In Aim 1, we will take both a directed approach, to investigate the role of surface lipoproteins during LPS-deficiency, and a non-biased approach, to identify additional genetic requirements for LPS-deficient A. baumannii.
In Aim 2, we will characterize how lipoproteins reach the surface of the OM in A. baumannii. We will target genes implicated in lipoprotein transport in other bacteria, and perform an unbiased screen to identify genes involved in surface localization. The remarkable ability of A. baumannii to grow with two different OM compositions, provides a unique opportunity to explore the advantages each provides to bacterial cells. This application is built on a strong scientific premise addressing major gaps in our understanding of the pathogen, A. baumannii, that will have broad implications towards cell envelope biogenesis and possible treatment of both Gram-negative and other didermic bacteria. The application will be completed by the principal investigator in the lab of Dr. M. Stephen Trent (sponsor) at the University of Georgia. Both of which are committed to providing trainees with research (e.g. core facilities in genomics, microscopy, etc.) and career development resources (e.g. training in grantsmanship, teaching, mentoring, etc.). Completion of the fellowship will provide training in new techniques (e.g. lipidomics), new fields of research (e.g. genomics), and critical skills to prepare for a career as an independent researcher in academia.
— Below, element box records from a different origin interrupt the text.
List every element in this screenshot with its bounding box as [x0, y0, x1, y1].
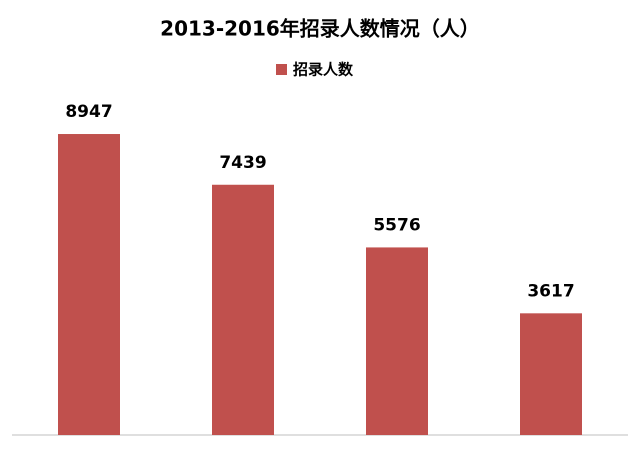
bar: [520, 313, 582, 435]
chart-title: 2013-2016年招录人数情况（人）: [160, 17, 480, 41]
legend-swatch: [276, 64, 287, 75]
data-label: 3617: [527, 281, 574, 301]
data-label: 7439: [219, 153, 266, 173]
data-label: 5576: [373, 215, 420, 235]
bar: [212, 184, 274, 435]
data-label: 8947: [65, 102, 112, 122]
legend-label: 招录人数: [293, 61, 354, 79]
bar: [366, 247, 428, 435]
bar: [58, 134, 120, 435]
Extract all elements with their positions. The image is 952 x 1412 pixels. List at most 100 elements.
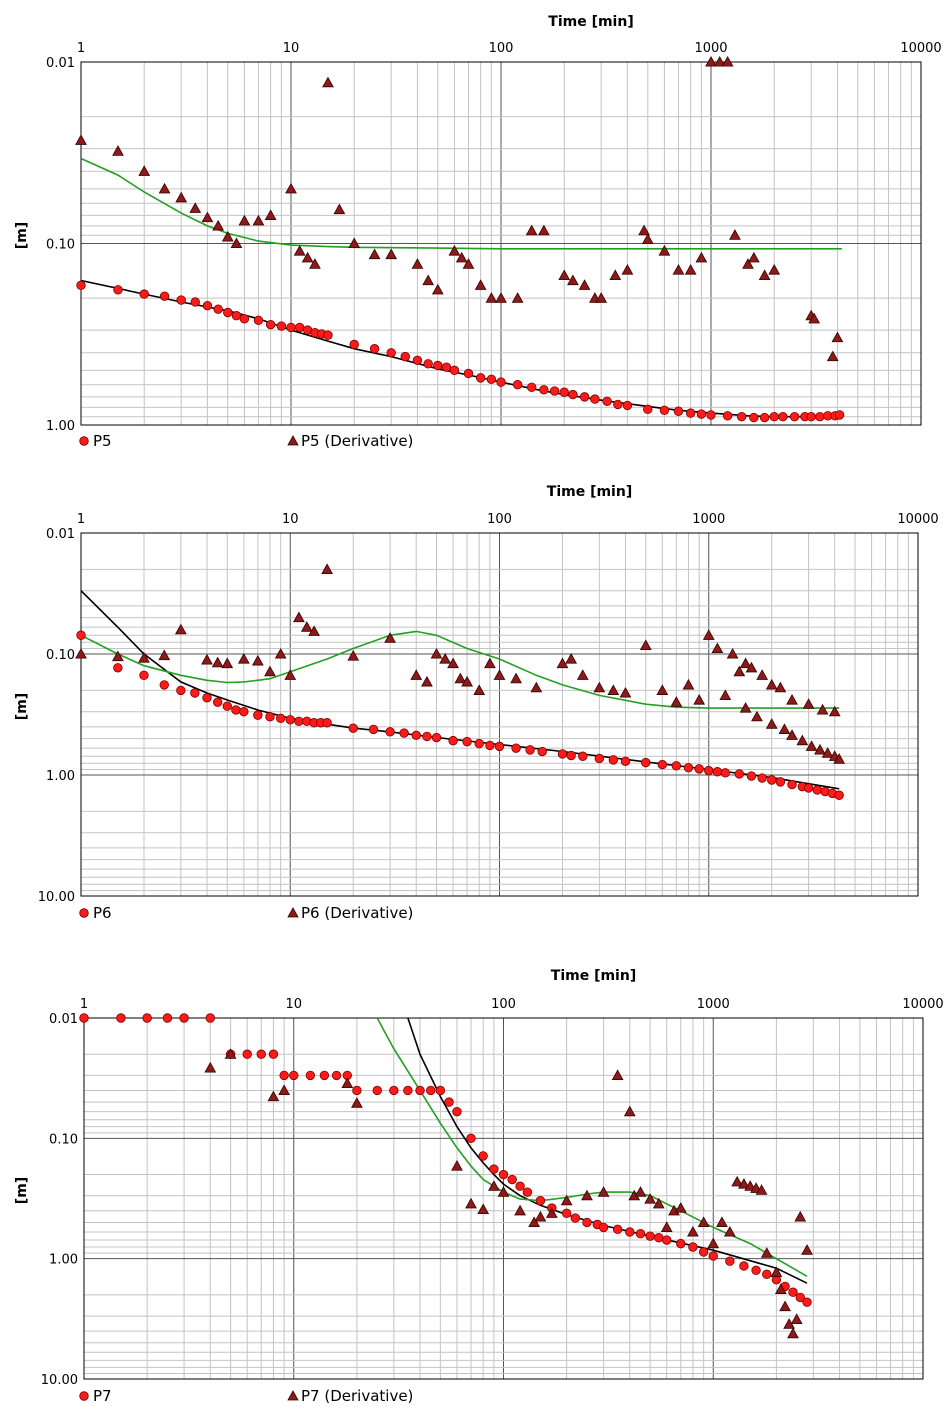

Molecules on the surface of bacterial cells serve critical roles in interacting with the environment, the ability to cause disease, and resisting the human immune system and antibiotics. Gram-negative bacteria (e.g. Escherichia coli) are particularly adept at causing human infections and resisting drug treatment due to unique lipid molecules on their surface that form a protective barrier. This proposal will explore the function of surface molecules and how they are assembled in the Gram-negative bacterium Acinetobacter baumannii, an extensively drug-resistant bacterium causing devastating disease. Understanding how bacteria assemble surface molecules will allow for the development of novel therapies to fight multi-drug resistant infections.